Pressure mounted on Monday against Catalan plans to declare independence after hundreds of thousands of protesters rallied to defend Spanish unity.
The protests followed days of soaring tensions after police cracked down on voters during a banned October 1 Catalan independence referendum, prompting separatist leaders to warn they would unilaterally break away from Spain in days. Catalan leader Carles Puigdemont, who has yet to decide whether to declare independence in defiance of Spanish authorities, is set to address the regional parliament on Tuesday evening.
Hundreds of thousands of flag-waving demonstrators, calling themselves a “silent majority”, packed central Barcelona on Sunday to protest against the plan, which has sparked the country’s worst political crisis in a generation.
Around 350,000 people attended the rally, municipal police said, while organisers put turnout at between 930,000 and 950,000.
Some protesters called for Puigdemont to go to jail for holding the independence vote. Others called for dialogue.

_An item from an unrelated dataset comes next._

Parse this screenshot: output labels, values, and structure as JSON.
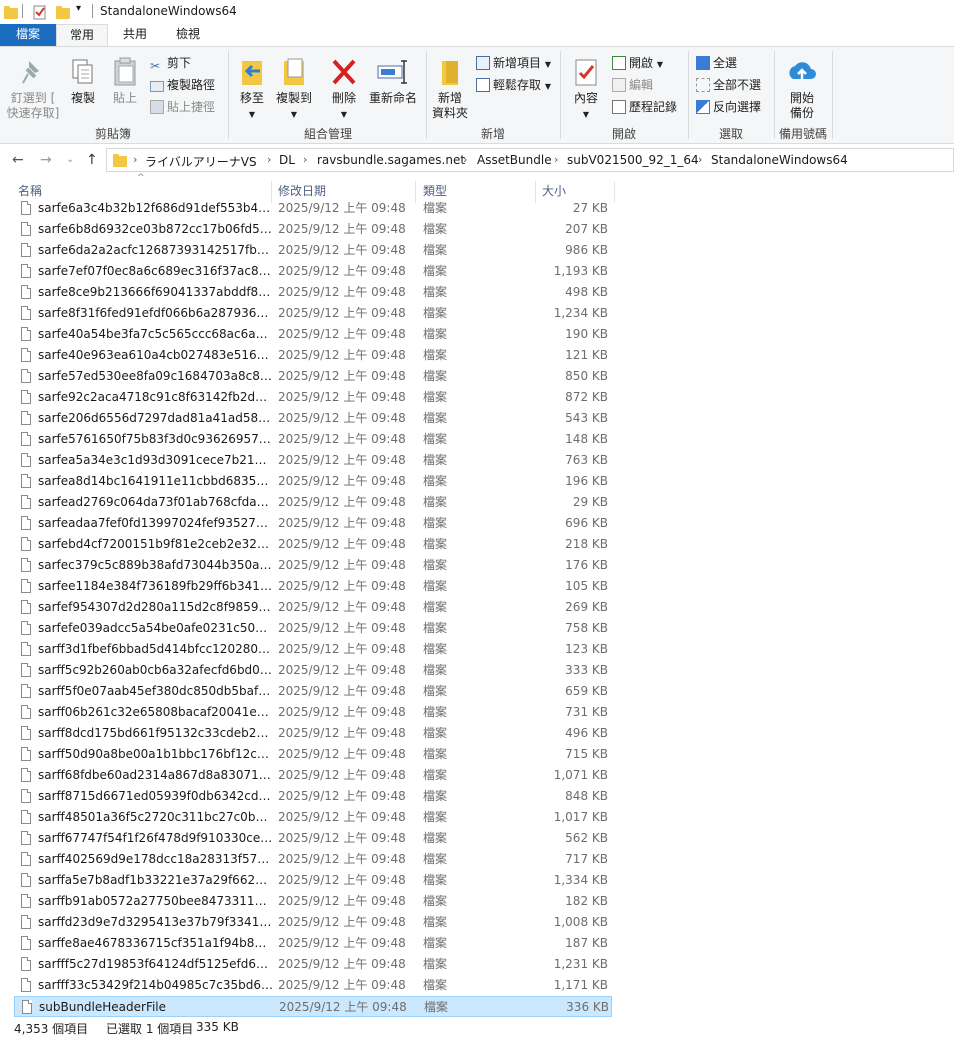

The slogan for the demonstration – organised by the Societat Civil Catalana, the main anti-independence group in Catalonia – was: “Enough, let’s recover good sense!”
Tentative signs emerged last week that the two sides may be seeking to defuse the crisis after Madrid offered an apology to Catalans injured by police during the vote. But uncertainty still haunts the country as Catalan leaders have said they could declare independence this week.
On the eve of Sunday’s rally, Spain’s Prime Minister Mariano Rajoy refused to rule out suspending Catalonia’s regional autonomy – a move that risks further unrest. But Rajoy assured Catalan leaders that there “is still time” to backtrack and avoid the imposition of direct rule from Madrid.
Kofi Annan, in his role as chairman of The Elders, a group of notable public figures formed in 2007 to promote peace, said, “The constitutional crisis that is unfolding in Spain calls for consultation and not confrontation.
“I urge the Spanish government and the regional government of Catalonia to renew their commitment to a resolution through dialogue,” the former United Nations secretary-general added.
Recent polls indicated that Catalans are split on independence, though regional leaders said police violence during the referendum turned many against Madrid. Police said 700,000 people joined a pro-independence protest in Barcelona two days after the vote.
With its own language and cultural traditions, demands for independence in Catalonia date back centuries but have surged during recent years of economic hardship. The latest crisis has raised fears of unrest in Catalonia, a northeastern region about the size of Belgium that is home to 7.5 million people and accounts for a fifth of Spain’s economy.
At Sunday’s rally, demonstrators cheered and applauded when a national police helicopter flew over and some people shook the hands of national police officers to thank them for their efforts to stop the referendum. But protesters jeered members of Catalonia’s regional police force, the Mossos d’Esquadra, which had largely ignored a court order to close polling stations and seize ballot boxes during the referendum.
Dozens of protesters surrounded two Mossos vans and called the officers standing on guard in front of them ‘traitors’. Nobel literature prize winner Mario Vargas Llosa warned in an address to the crowd at the end of the rally that “passion can be destructive and ferocious when it is fuelled by fanaticism and racism”.
“The worst of all, the one that has caused the most ravages in history, is nationalist passion,” he added.
The Catalan government on Friday published final results from the referendum indicating that 90 percent of voters backed the proposal to break away from Spain. Turnout was 43 percent as Catalans who reject independence largely boycotted the polls. The vote was not held according to official electoral standards as there were no regular voter lists, electoral commission or observers.